Given: lines HI and HJ are tangents to circle O.

Prove: m. angle arc IHJ= one-half(m. arc IXJ-m. arc IJ

If someone could explain to me some steps in doing this problem I would really appreciate it. Thanks.

 

[stapel]

So we're looking at the same picture, draw the circle with the tangents leading off to their meeting point, H, to the right. Put I near the top of the circle, and J near the bottom. Put X somewhere off to the left.

Draw the segment HO. Recall that tangents, by definition, meet at right angles, and draw the right-angle symbols for angle OIH and OJH.

You now have two right triangles. Since these triangles have the same hypotenuse (namely OH) and same-length legs (namely OI and OJ), then, by the Pythagorean Theorem, the tangent segments IH and JH must have the same lengths. Thus, by SSS, you know that these triangles are congruent. Specifically, the angle at H is bisected by the line OH.
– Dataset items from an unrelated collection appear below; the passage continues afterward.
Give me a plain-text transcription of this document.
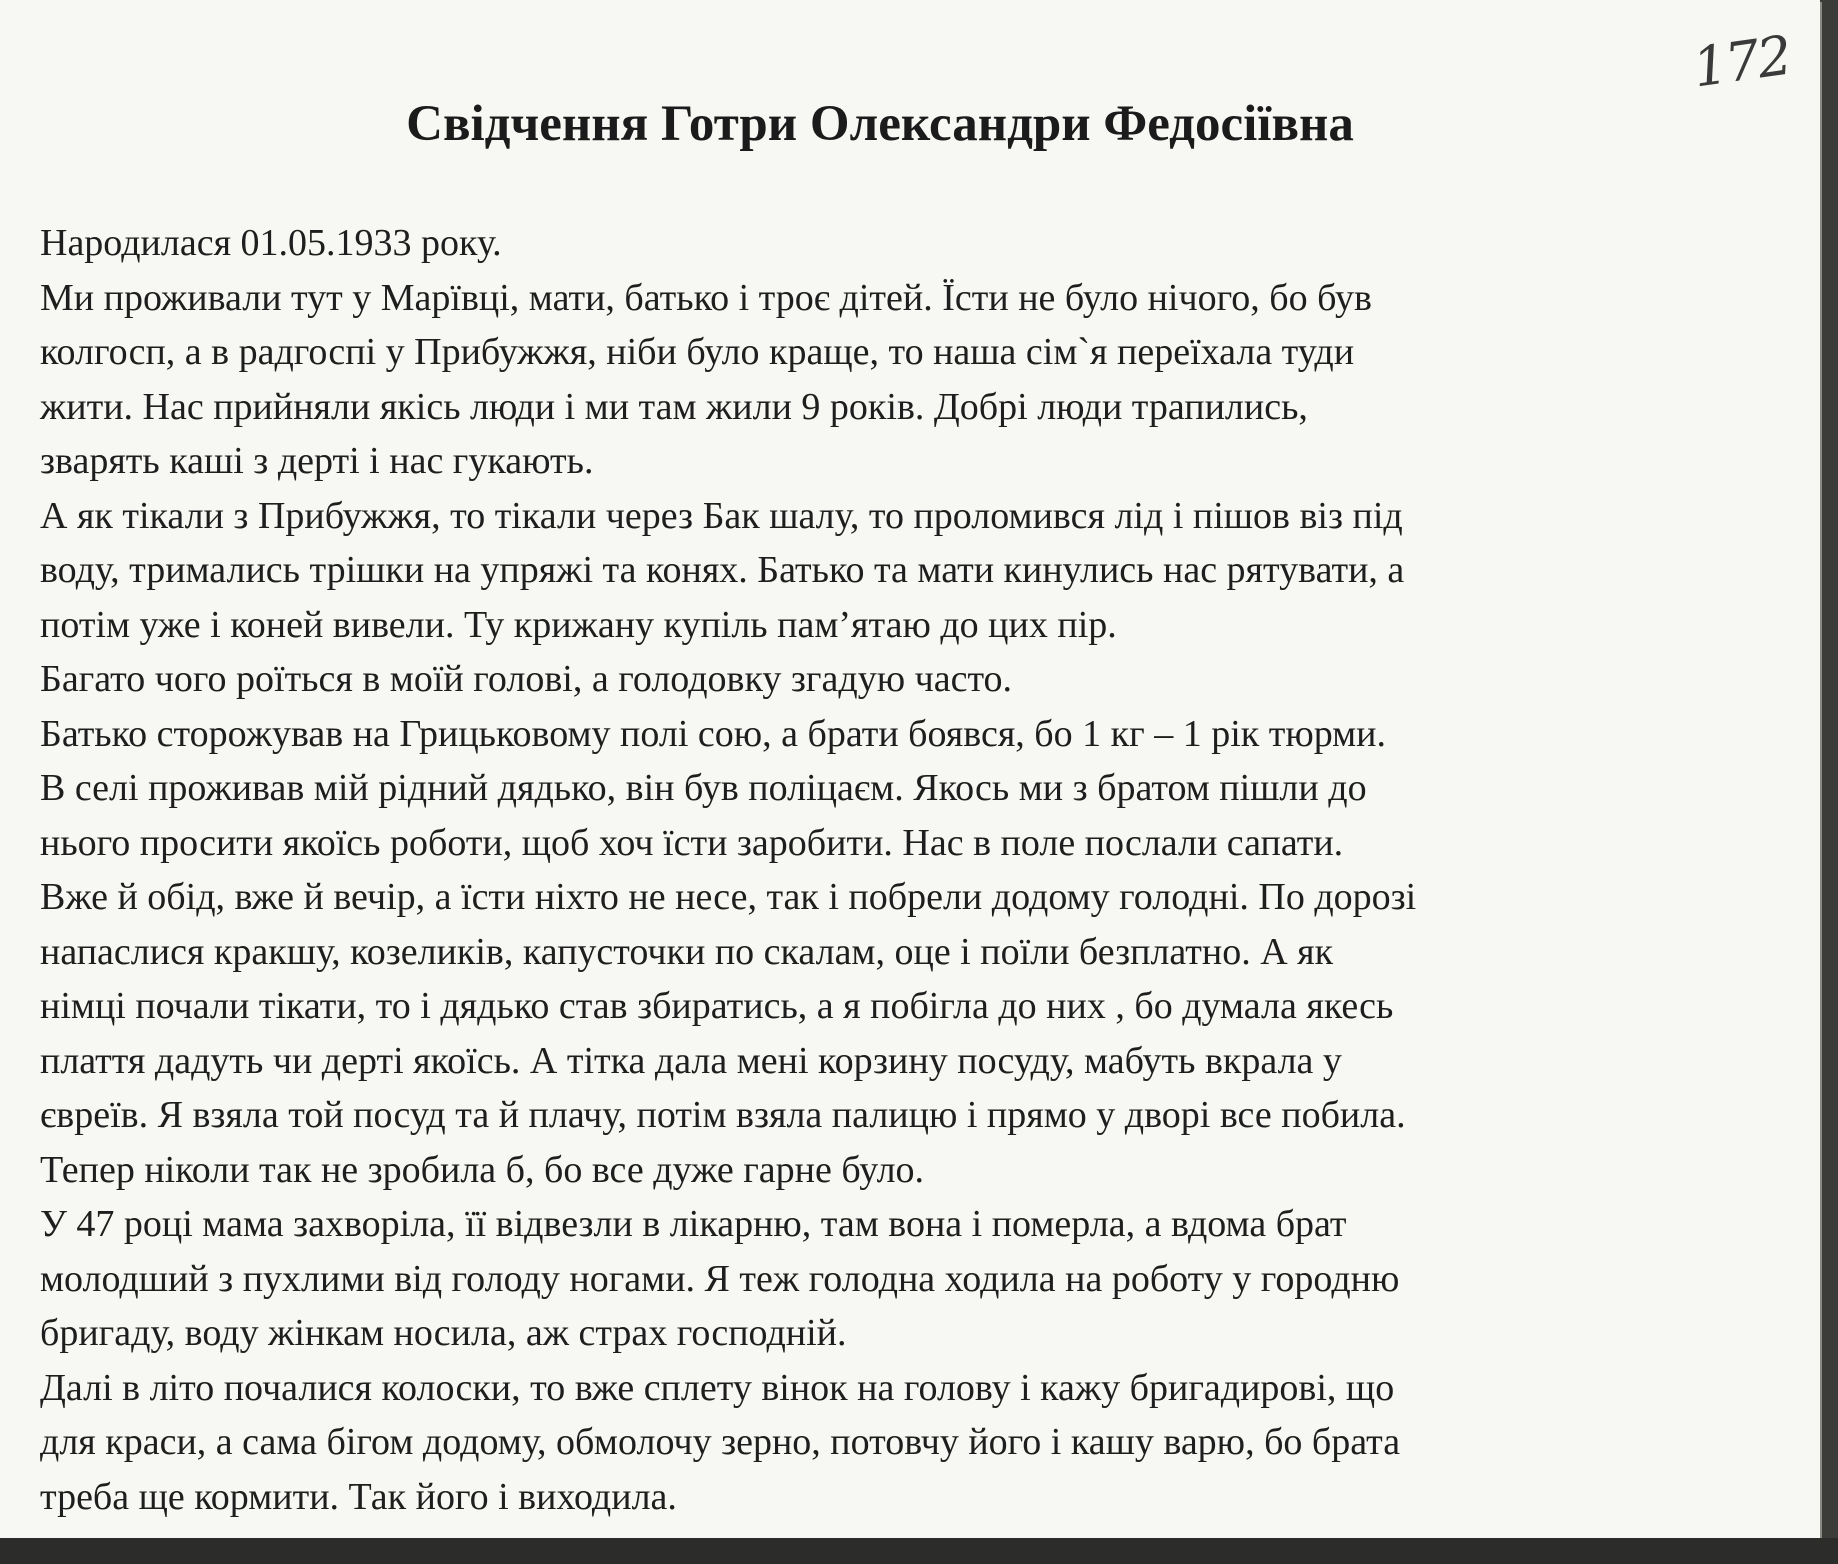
172
Свідчення Готри Олександри Федосіївна
Народилася 01.05.1933 року.
Ми проживали тут у Марївці, мати, батько і троє дітей. Їсти не було нічого, бо був
колгосп, а в радгоспі у Прибужжя, ніби було краще, то наша сім`я переїхала туди
жити. Нас прийняли якісь люди і ми там жили 9 років. Добрі люди трапились,
зварять каші з дерті і нас гукають.
А як тікали з Прибужжя, то тікали через Бак шалу, то проломився лід і пішов віз під
воду, тримались трішки на упряжі та конях. Батько та мати кинулись нас рятувати, а
потім уже і коней вивели. Ту крижану купіль пам’ятаю до цих пір.
Багато чого роїться в моїй голові, а голодовку згадую часто.
Батько сторожував на Грицьковому полі сою, а брати боявся, бо 1 кг – 1 рік тюрми.
В селі проживав мій рідний дядько, він був поліцаєм. Якось ми з братом пішли до
нього просити якоїсь роботи, щоб хоч їсти заробити. Нас в поле послали сапати.
Вже й обід, вже й вечір, а їсти ніхто не несе, так і побрели додому голодні. По дорозі
напаслися кракшу, козеликів, капусточки по скалам, оце і поїли безплатно. А як
німці почали тікати, то і дядько став збиратись, а я побігла до них , бо думала якесь
плаття дадуть чи дерті якоїсь. А тітка дала мені корзину посуду, мабуть вкрала у
євреїв. Я взяла той посуд та й плачу, потім взяла палицю і прямо у дворі все побила.
Тепер ніколи так не зробила б, бо все дуже гарне було.
У 47 році мама захворіла, її відвезли в лікарню, там вона і померла, а вдома брат
молодший з пухлими від голоду ногами. Я теж голодна ходила на роботу у городню
бригаду, воду жінкам носила, аж страх господній.
Далі в літо почалися колоски, то вже сплету вінок на голову і кажу бригадирові, що
для краси, а сама бігом додому, обмолочу зерно, потовчу його і кашу варю, бо брата
треба ще кормити. Так його і виходила.
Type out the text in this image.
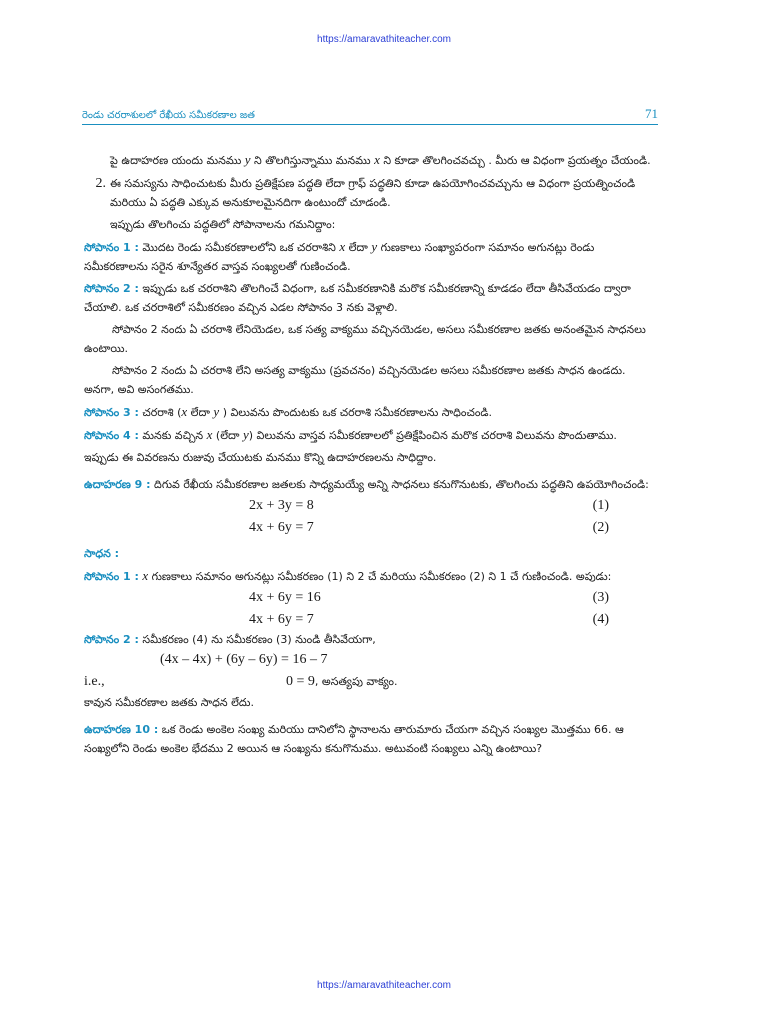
https://amaravathiteacher.com
రెండు చరరాశులలో రేఖీయ సమీకరణాల జత	71

పై ఉదాహరణ యందు మనము y ని తొలగిస్తున్నాము మనము x ని కూడా తొలగించవచ్చు . మీరు ఆ విధంగా ప్రయత్నం చేయండి.

2. ఈ సమస్యను సాధించుటకు మీరు ప్రతిక్షేపణ పద్ధతి లేదా గ్రాఫ్ పద్ధతిని కూడా ఉపయోగించవచ్చును ఆ విధంగా ప్రయత్నించండి మరియు ఏ పద్ధతి ఎక్కువ అనుకూలమైనదిగా ఉంటుందో చూడండి.

ఇప్పుడు తొలగించు పద్ధతిలో సోపానాలను గమనిద్దాం:

సోపానం 1 : మొదట రెండు సమీకరణాలలోని ఒక చరరాశిని x లేదా y గుణకాలు సంఖ్యాపరంగా సమానం అగునట్లు రెండు సమీకరణాలను సరైన శూన్యేతర వాస్తవ సంఖ్యలతో గుణించండి.

సోపానం 2 : ఇప్పుడు ఒక చరరాశిని తొలగించే విధంగా, ఒక సమీకరణానికి మరొక సమీకరణాన్ని కూడడం లేదా తీసివేయడం ద్వారా చేయాలి. ఒక చరరాశిలో సమీకరణం వచ్చిన ఎడల సోపానం 3 నకు వెళ్లాలి.

సోపానం 2 నందు ఏ చరరాశి లేనియెడల, ఒక సత్య వాక్యము వచ్చినయెడల, అసలు సమీకరణాల జతకు అనంతమైన సాధనలు ఉంటాయి.

సోపానం 2 నందు ఏ చరరాశి లేని అసత్య వాక్యము (ప్రవచనం) వచ్చినయెడల అసలు సమీకరణాల జతకు సాధన ఉండదు. అనగా, అవి అసంగతము.

సోపానం 3 : చరరాశి (x లేదా y ) విలువను పొందుటకు ఒక చరరాశి సమీకరణాలను సాధించండి.

సోపానం 4 : మనకు వచ్చిన x (లేదా y) విలువను వాస్తవ సమీకరణాలలో ప్రతిక్షేపించిన మరొక చరరాశి విలువను పొందుతాము.

ఇప్పుడు ఈ వివరణను రుజువు చేయుటకు మనము కొన్ని ఉదాహరణలను సాధిద్దాం.

ఉదాహరణ 9 : దిగువ రేఖీయ సమీకరణాల జతలకు సాధ్యమయ్యే అన్ని సాధనలు కనుగొనుటకు, తొలగించు పద్ధతిని ఉపయోగించండి:

2x + 3y = 8	(1)
4x + 6y = 7	(2)

సాధన :

సోపానం 1 : x గుణకాలు సమానం అగునట్లు సమీకరణం (1) ని 2 చే మరియు సమీకరణం (2) ని 1 చే గుణించండి. అపుడు:

4x + 6y = 16	(3)
4x + 6y = 7	(4)

సోపానం 2 : సమీకరణం (4) ను సమీకరణం (3) నుండి తీసివేయగా,

(4x – 4x) + (6y – 6y) = 16 – 7
i.e.,	0 = 9 , అసత్యపు వాక్యం.

కావున సమీకరణాల జతకు సాధన లేదు.

ఉదాహరణ 10 : ఒక రెండు అంకెల సంఖ్య మరియు దానిలోని స్థానాలను తారుమారు చేయగా వచ్చిన సంఖ్యల మొత్తము 66. ఆ సంఖ్యలోని రెండు అంకెల భేదము 2 అయిన ఆ సంఖ్యను కనుగొనుము. అటువంటి సంఖ్యలు ఎన్ని ఉంటాయి?

https://amaravathiteacher.com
Label the angle at H as "theta". Then m(IHO) = (theta)/2 = m(JHO).

Label the remaining angle of each triangle as "(alpha)/2", where (alpha) is the measure of the angle subtending arc IJ (the arc on H's side of the circle). Label the angle for the other arc as "beta".

Since the triangles are right, what can you say about (alpha)/2 + (theta)/2?

Since they are inside a circle, what can you say about (alpha) + (beta)?

See where that takes you....

Eliz.